Ethical and Legal Issues of AI in Law

The use of AI by lawyers cannot occur without oversight. Several major questions arise:

Lawyers’ Responsibility for AI Errors

If a lawyer relies on AI to draft a document and it contains a legal error, who is responsible? The professional who used it, the software publisher, or the algorithm itself? Currently, responsibility always lies with the lawyer. They must therefore verify and validate every piece of information provided by the AI. This duty of diligence is all the more essential as AI hallucinations are a reality. A famous case in the United States saw a lawyer present fictitious legal references generated by ChatGPT to the court, resulting in disciplinary sanctions.

Respecting Professional Confidentiality

Professional confidentiality is a fundamental pillar of the lawyer’s profession. However, using solutions like ChatGPT poses a major problem: where does the data processed by AI go? By default, queries sent to ChatGPT are stored on American servers. This poses a risk of sensitive information leakage and non-compliance with GDPR.

To address this problem, some AIs, like Mistral, offer solutions hosted in Europe.
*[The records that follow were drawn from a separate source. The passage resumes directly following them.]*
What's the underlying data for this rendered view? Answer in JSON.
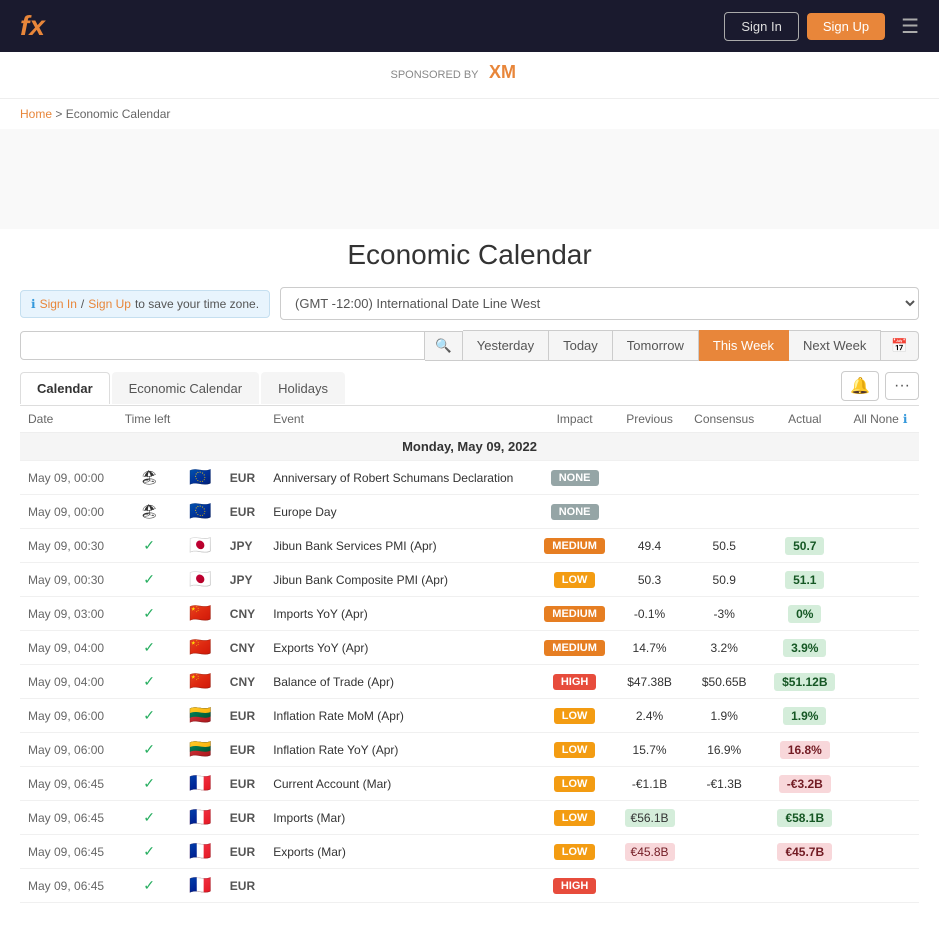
{
  "header": {
    "logo": "fx",
    "signin_label": "Sign In",
    "signup_label": "Sign Up"
  },
  "sponsor": {
    "label": "SPONSORED BY",
    "logo_text": "XM"
  },
  "breadcrumb": {
    "home": "Home",
    "separator": ">",
    "current": "Economic Calendar"
  },
  "page": {
    "title": "Economic Calendar"
  },
  "timezone": {
    "info_prefix": "",
    "signin_label": "Sign In",
    "signup_label": "Sign Up",
    "info_suffix": "to save your time zone.",
    "selected": "(GMT -12:00) International Date Line West"
  },
  "date_nav": {
    "search_placeholder": "",
    "buttons": [
      "Yesterday",
      "Today",
      "Tomorrow",
      "This Week",
      "Next Week"
    ],
    "active_index": 3
  },
  "tabs": {
    "items": [
      "Calendar",
      "Economic Calendar",
      "Holidays"
    ],
    "active_index": 0
  },
  "table": {
    "headers": {
      "date": "Date",
      "time_left": "Time left",
      "event": "Event",
      "impact": "Impact",
      "previous": "Previous",
      "consensus": "Consensus",
      "actual": "Actual",
      "all_none": "All None"
    },
    "date_section": "Monday, May 09, 2022",
    "rows": [
      {
        "date": "May 09, 00:00",
        "time_left_icon": "holiday",
        "flag": "eu",
        "currency": "EUR",
        "event": "Anniversary of Robert Schumans Declaration",
        "impact": "NONE",
        "previous": "",
        "consensus": "",
        "actual": "",
        "actual_type": ""
      },
      {
        "date": "May 09, 00:00",
        "time_left_icon": "holiday",
        "flag": "eu",
        "currency": "EUR",
        "event": "Europe Day",
        "impact": "NONE",
        "previous": "",
        "consensus": "",
        "actual": "",
        "actual_type": ""
      },
      {
        "date": "May 09, 00:30",
        "time_left_icon": "check",
        "flag": "jp",
        "currency": "JPY",
        "event": "Jibun Bank Services PMI (Apr)",
        "impact": "MEDIUM",
        "previous": "49.4",
        "consensus": "50.5",
        "actual": "50.7",
        "actual_type": "green"
      },
      {
        "date": "May 09, 00:30",
        "time_left_icon": "check",
        "flag": "jp",
        "currency": "JPY",
        "event": "Jibun Bank Composite PMI (Apr)",
        "impact": "LOW",
        "previous": "50.3",
        "consensus": "50.9",
        "actual": "51.1",
        "actual_type": "green"
      },
      {
        "date": "May 09, 03:00",
        "time_left_icon": "check",
        "flag": "cn",
        "currency": "CNY",
        "event": "Imports YoY (Apr)",
        "impact": "MEDIUM",
        "previous": "-0.1%",
        "consensus": "-3%",
        "actual": "0%",
        "actual_type": "green"
      },
      {
        "date": "May 09, 04:00",
        "time_left_icon": "check",
        "flag": "cn",
        "currency": "CNY",
        "event": "Exports YoY (Apr)",
        "impact": "MEDIUM",
        "previous": "14.7%",
        "consensus": "3.2%",
        "actual": "3.9%",
        "actual_type": "green"
      },
      {
        "date": "May 09, 04:00",
        "time_left_icon": "check",
        "flag": "cn",
        "currency": "CNY",
        "event": "Balance of Trade (Apr)",
        "impact": "HIGH",
        "previous": "$47.38B",
        "consensus": "$50.65B",
        "actual": "$51.12B",
        "actual_type": "green"
      },
      {
        "date": "May 09, 06:00",
        "time_left_icon": "check",
        "flag": "lt",
        "currency": "EUR",
        "event": "Inflation Rate MoM (Apr)",
        "impact": "LOW",
        "previous": "2.4%",
        "consensus": "1.9%",
        "actual": "1.9%",
        "actual_type": "green"
      },
      {
        "date": "May 09, 06:00",
        "time_left_icon": "check",
        "flag": "lt",
        "currency": "EUR",
        "event": "Inflation Rate YoY (Apr)",
        "impact": "LOW",
        "previous": "15.7%",
        "consensus": "16.9%",
        "actual": "16.8%",
        "actual_type": "red"
      },
      {
        "date": "May 09, 06:45",
        "time_left_icon": "check",
        "flag": "fr",
        "currency": "EUR",
        "event": "Current Account (Mar)",
        "impact": "LOW",
        "previous": "-€1.1B",
        "consensus": "-€1.3B",
        "actual": "-€3.2B",
        "actual_type": "red"
      },
      {
        "date": "May 09, 06:45",
        "time_left_icon": "check",
        "flag": "fr",
        "currency": "EUR",
        "event": "Imports (Mar)",
        "impact": "LOW",
        "previous": "€56.1B",
        "consensus": "",
        "actual": "€58.1B",
        "actual_type": "green",
        "prev_highlight": true
      },
      {
        "date": "May 09, 06:45",
        "time_left_icon": "check",
        "flag": "fr",
        "currency": "EUR",
        "event": "Exports (Mar)",
        "impact": "LOW",
        "previous": "€45.8B",
        "consensus": "",
        "actual": "€45.7B",
        "actual_type": "red",
        "prev_highlight": true
      },
      {
        "date": "May 09, 06:45",
        "time_left_icon": "check",
        "flag": "fr",
        "currency": "EUR",
        "event": "",
        "impact": "HIGH",
        "previous": "",
        "consensus": "",
        "actual": "",
        "actual_type": "red",
        "last_row": true
      }
    ]
  }
}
Additionally, agreements are underway to ensure that European firm data remains protected when they use tools developed by American companies.
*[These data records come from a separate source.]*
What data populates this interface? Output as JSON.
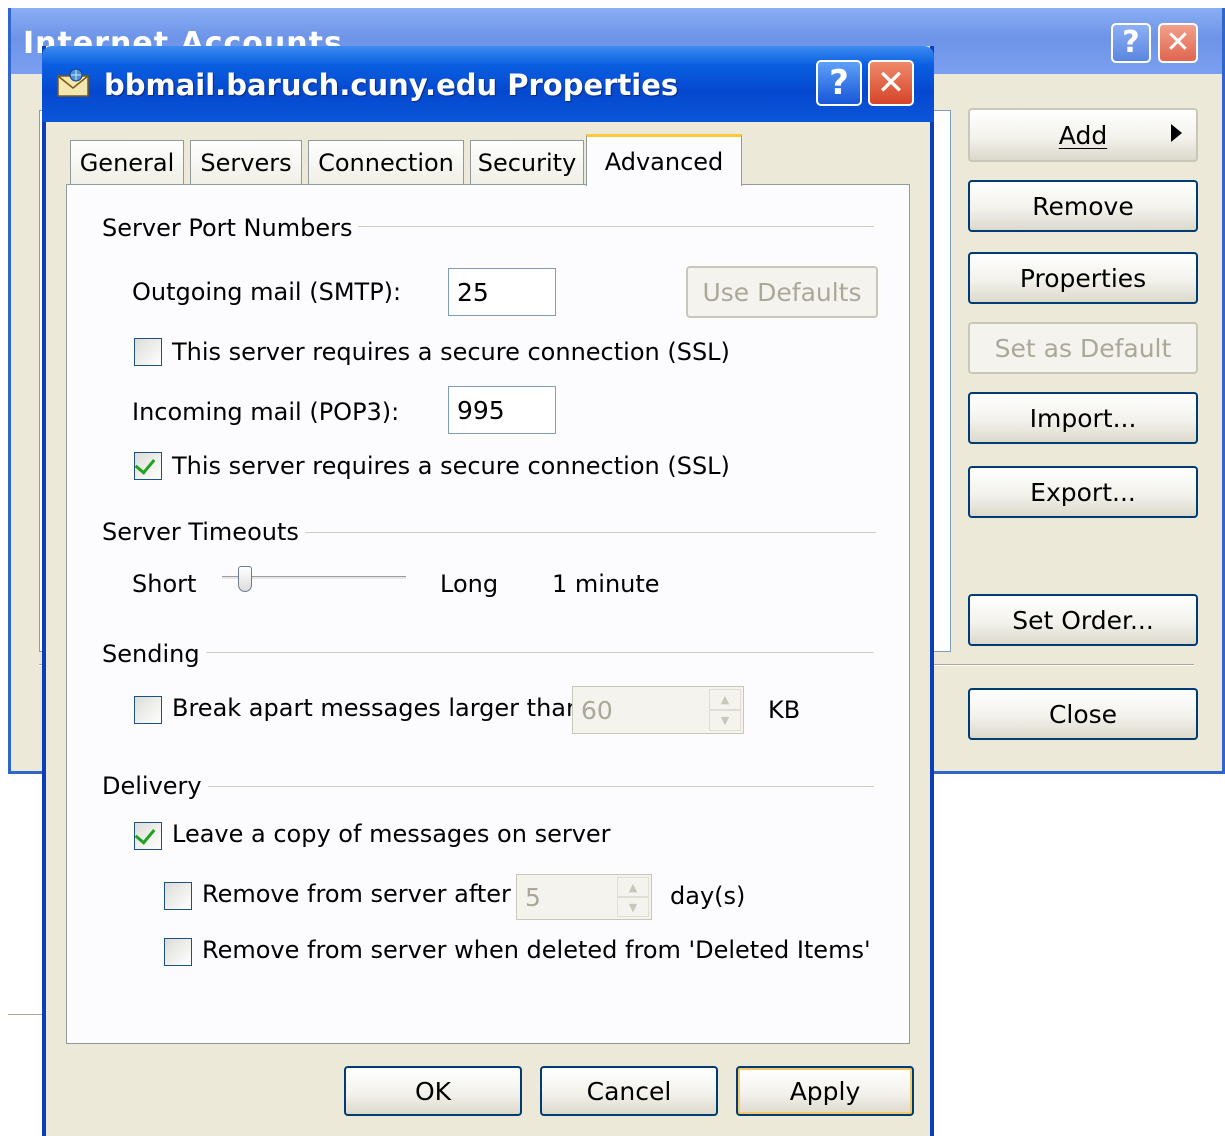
{
  "background_window": {
    "title": "Internet Accounts",
    "help_glyph": "?",
    "close_glyph": "✕",
    "buttons": {
      "add": "Add",
      "remove": "Remove",
      "properties": "Properties",
      "set_as_default": "Set as Default",
      "import": "Import...",
      "export": "Export...",
      "set_order": "Set Order...",
      "close": "Close"
    }
  },
  "dialog": {
    "title": "bbmail.baruch.cuny.edu Properties",
    "help_glyph": "?",
    "close_glyph": "✕",
    "tabs": [
      {
        "label": "General"
      },
      {
        "label": "Servers"
      },
      {
        "label": "Connection"
      },
      {
        "label": "Security"
      },
      {
        "label": "Advanced",
        "active": true
      }
    ],
    "server_ports": {
      "heading": "Server Port Numbers",
      "outgoing_label": "Outgoing mail (SMTP):",
      "outgoing_value": "25",
      "use_defaults": "Use Defaults",
      "smtp_ssl_label": "This server requires a secure connection (SSL)",
      "smtp_ssl_checked": false,
      "incoming_label": "Incoming mail (POP3):",
      "incoming_value": "995",
      "pop3_ssl_label": "This server requires a secure connection (SSL)",
      "pop3_ssl_checked": true
    },
    "timeouts": {
      "heading": "Server Timeouts",
      "short_label": "Short",
      "long_label": "Long",
      "value_text": "1 minute",
      "slider_level": 0.1
    },
    "sending": {
      "heading": "Sending",
      "break_apart_label": "Break apart messages larger than",
      "break_apart_checked": false,
      "break_apart_value": "60",
      "unit": "KB"
    },
    "delivery": {
      "heading": "Delivery",
      "leave_copy_label": "Leave a copy of messages on server",
      "leave_copy_checked": true,
      "remove_after_label": "Remove from server after",
      "remove_after_checked": false,
      "remove_after_value": "5",
      "remove_after_unit": "day(s)",
      "remove_deleted_label": "Remove from server when deleted from 'Deleted Items'",
      "remove_deleted_checked": false
    },
    "buttons": {
      "ok": "OK",
      "cancel": "Cancel",
      "apply": "Apply"
    }
  },
  "colors": {
    "title_bar_blue": "#0548cf",
    "dialog_face": "#ece9d8",
    "check_green": "#21a121",
    "tab_highlight": "#ffc83c"
  }
}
Legal Framework for AI in Law

The legal profession is regulated to prevent the unauthorized practice of law. However, legal chatbots are beginning to appear in the United States, capable of providing automated advice. This raises a crucial question: can we allow an AI to provide legal advice to an individual without human intervention? In France, only lawyers can provide legal counsel. Any automated solution must therefore comply with this rule, or face penalties for unauthorized practice of the profession.

 

The Future of Law in the AI Era: Towards an Augmented Lawyer?

Facing these transformations, the lawyer’s profession will not disappear, but will evolve profoundly.

  • The augmented lawyer: a professional assisted by AI: it will not replace lawyers, but it will enable the most innovative to optimize their work. Those who adopt these tools will have a clear competitive advantage, particularly in terms of speed and efficiency.
  • An increasingly specialized profession: with the rise of AI, repetitive and generalist tasks will be automated. Lawyers will therefore need to specialize more to offer added value that AI cannot provide: in-depth case analysis, legal strategy, and human relationships with clients.
  • The need for continuous training: as AI evolves rapidly, lawyers will need to train continuously to master these tools and understand their limitations. Training in legal tech and AI ethics will become essential for effective practice.

AI is therefore profoundly transforming the practice of law. While it brings considerable productivity gains, it also raises major ethical and legal challenges. The lawyer’s profession will evolve toward the role of an augmented expert, capable of leveraging AI to better serve clients, while ensuring the rigor and ethics essential to the profession.